Supervivencia
Hace poco, en una tertulia de intelectuales en la que participaba un escritor al que admiro, salió a colación la cuestión de la supervivencia.
Hablaban de las guerras, de cómo unos mueren y otros sobreviven una y otra vez. Y este escritor, bragado en mil batallas, comentaba que en una guerra los que sobreviven siempre pagan un precio por ello. Y que él, como superviviente, sabía de las cosas que había tenido que hacer para conservar la vida en territorio comanche.

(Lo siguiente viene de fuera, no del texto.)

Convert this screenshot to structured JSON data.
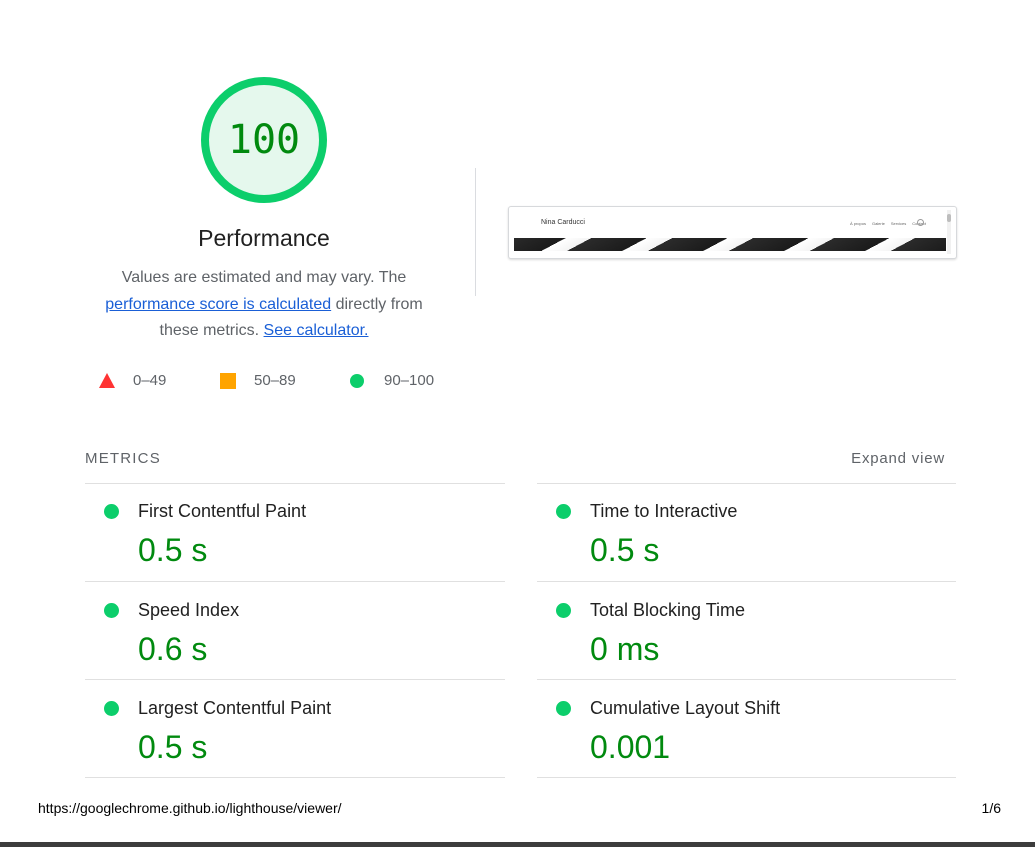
{
  "gauge": {
    "score": "100",
    "score_fraction": 1.0,
    "title": "Performance",
    "color": "#0cce6b",
    "text_color": "#018a0f",
    "fill_color": "#e5f8ed"
  },
  "description": {
    "part1": "Values are estimated and may vary. The ",
    "link1": "performance score is calculated",
    "part2": " directly from these metrics. ",
    "link2": "See calculator."
  },
  "legend": [
    {
      "icon": "red-triangle-icon",
      "label": "0–49",
      "color": "#ff3333"
    },
    {
      "icon": "orange-square-icon",
      "label": "50–89",
      "color": "#ffa400"
    },
    {
      "icon": "green-circle-icon",
      "label": "90–100",
      "color": "#0cce6b"
    }
  ],
  "screenshot": {
    "site_name": "Nina Carducci",
    "nav": [
      "À propos",
      "Galerie",
      "Services",
      "Contact"
    ],
    "nav_icon": "instagram-icon"
  },
  "metrics": {
    "heading": "METRICS",
    "expand_label": "Expand view",
    "items": [
      {
        "label": "First Contentful Paint",
        "value": "0.5 s",
        "status_icon": "green-circle-icon"
      },
      {
        "label": "Time to Interactive",
        "value": "0.5 s",
        "status_icon": "green-circle-icon"
      },
      {
        "label": "Speed Index",
        "value": "0.6 s",
        "status_icon": "green-circle-icon"
      },
      {
        "label": "Total Blocking Time",
        "value": "0 ms",
        "status_icon": "green-circle-icon"
      },
      {
        "label": "Largest Contentful Paint",
        "value": "0.5 s",
        "status_icon": "green-circle-icon"
      },
      {
        "label": "Cumulative Layout Shift",
        "value": "0.001",
        "status_icon": "green-circle-icon"
      }
    ]
  },
  "footer": {
    "url": "https://googlechrome.github.io/lighthouse/viewer/",
    "page": "1/6"
  }
}
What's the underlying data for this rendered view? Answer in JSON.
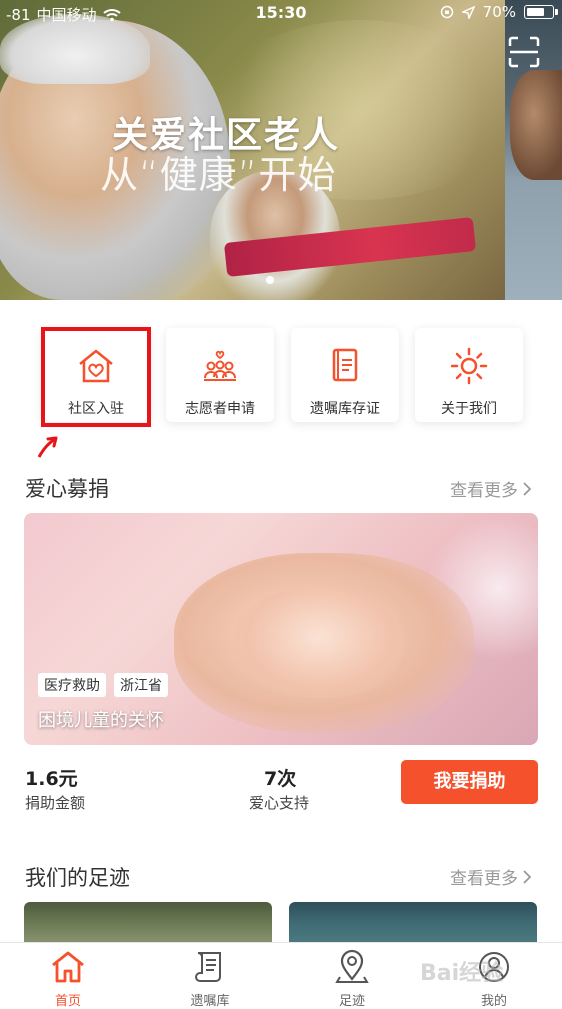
{
  "status_bar": {
    "signal": "-81",
    "carrier": "中国移动",
    "time": "15:30",
    "battery": "70%"
  },
  "hero": {
    "title": "关爱社区老人",
    "subtitle": "从“健康”开始"
  },
  "quick_menu": [
    {
      "label": "社区入驻",
      "icon": "house-heart-icon"
    },
    {
      "label": "志愿者申请",
      "icon": "volunteers-icon"
    },
    {
      "label": "遗嘱库存证",
      "icon": "document-icon"
    },
    {
      "label": "关于我们",
      "icon": "sun-icon"
    }
  ],
  "donation_section": {
    "title": "爱心募捐",
    "see_more": "查看更多",
    "tags": [
      "医疗救助",
      "浙江省"
    ],
    "caption": "困境儿童的关怀",
    "amount_value": "1.6元",
    "amount_label": "捐助金额",
    "support_value": "7次",
    "support_label": "爱心支持",
    "donate_button": "我要捐助"
  },
  "footprints_section": {
    "title": "我们的足迹",
    "see_more": "查看更多"
  },
  "tab_bar": [
    {
      "label": "首页",
      "icon": "home-icon",
      "active": true
    },
    {
      "label": "遗嘱库",
      "icon": "scroll-icon",
      "active": false
    },
    {
      "label": "足迹",
      "icon": "map-pin-icon",
      "active": false
    },
    {
      "label": "我的",
      "icon": "profile-icon",
      "active": false
    }
  ],
  "watermark": "Bai经验",
  "colors": {
    "accent": "#f4512c",
    "highlight": "#e8141a"
  }
}
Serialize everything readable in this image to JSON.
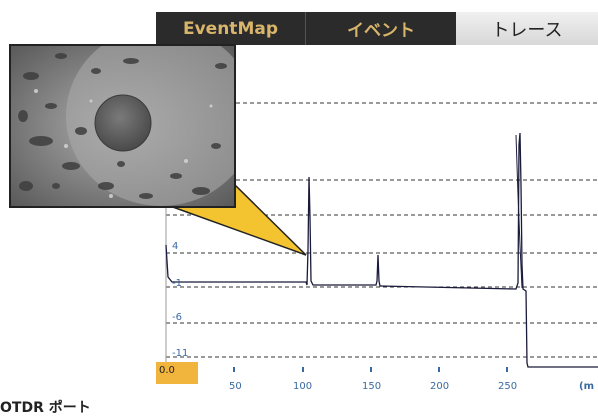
{
  "tabs": [
    {
      "label": "EventMap",
      "active": false
    },
    {
      "label": "イベント",
      "active": false
    },
    {
      "label": "トレース",
      "active": true
    }
  ],
  "plot": {
    "y_ticks": [
      "4",
      "-1",
      "-6",
      "-11"
    ],
    "x_ticks": [
      "50",
      "100",
      "150",
      "200",
      "250",
      "(m"
    ],
    "origin_label": "0.0"
  },
  "footer": {
    "label": "OTDR ポート"
  },
  "colors": {
    "tab_bg": "#2b2b2b",
    "tab_text": "#d8b56a",
    "origin_bg": "#f1b43c",
    "axis_text": "#3a6aa0",
    "callout": "#f4c430"
  }
}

Y que cuando veía a un superviviente, desconfiaba de él de manera sistemática porque no podía perder de vista el precio que habría tenido que pagar por ello.

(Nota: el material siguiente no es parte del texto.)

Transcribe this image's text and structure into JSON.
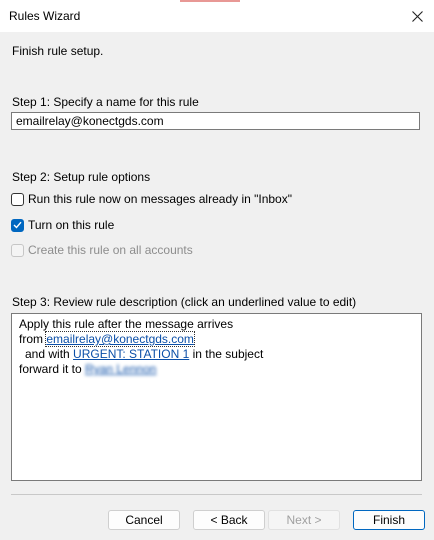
{
  "window": {
    "title": "Rules Wizard"
  },
  "intro": "Finish rule setup.",
  "step1": {
    "label": "Step 1: Specify a name for this rule",
    "name_value": "emailrelay@konectgds.com"
  },
  "step2": {
    "label": "Step 2: Setup rule options",
    "options": [
      {
        "label": "Run this rule now on messages already in \"Inbox\"",
        "checked": false,
        "enabled": true
      },
      {
        "label": "Turn on this rule",
        "checked": true,
        "enabled": true
      },
      {
        "label": "Create this rule on all accounts",
        "checked": false,
        "enabled": false
      }
    ]
  },
  "step3": {
    "label": "Step 3: Review rule description (click an underlined value to edit)",
    "line1": "Apply this rule after the message arrives",
    "line2_prefix": "from ",
    "line2_link": "emailrelay@konectgds.com",
    "line3_prefix": "and with ",
    "line3_link": "URGENT: STATION 1",
    "line3_suffix": " in the subject",
    "line4_prefix": "forward it to ",
    "line4_link": "Ryan Lennon"
  },
  "buttons": {
    "cancel": "Cancel",
    "back": "< Back",
    "next": "Next >",
    "finish": "Finish"
  },
  "colors": {
    "accent": "#0067c0",
    "link": "#0b4fa8"
  }
}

Cuando concluyó la tertulia, me quedó una pregunta flotando en el aire: ¿qué precio he pagado yo, como superviviente de catástrofes varias, para seguir viva? Y en esas anduve, intentando indagar. Tras un tiempo de rondarme la interrogación por la sesera, la conclusión vino a ser que por el camino se me ha ido cayendo la inocencia, a fuerza de puro desgaste.
Y me pongo a pensar que a lo mejor morir –o seguir vivo- es mucho eso: pasar de mirar como un niño a mirar como un cínico. Y a lo mejor es por eso que me aferro a los ojos de cualquier amante con ojos-niños, como si fueran un oasis del que para mí manara el agua de la vida. Como si fueran un espejo que me devuelve la imagen trucada de mi inocencia perdida.
Y creo que por eso me entrego tanto a ser niña. A reír sin freno y a cantar y a bailar, porque sé que si no cultivo mi jardín de la alegría, el cinismo y la amargura sentarían plaza.
Por una cuestión de supervivencia pura y dura.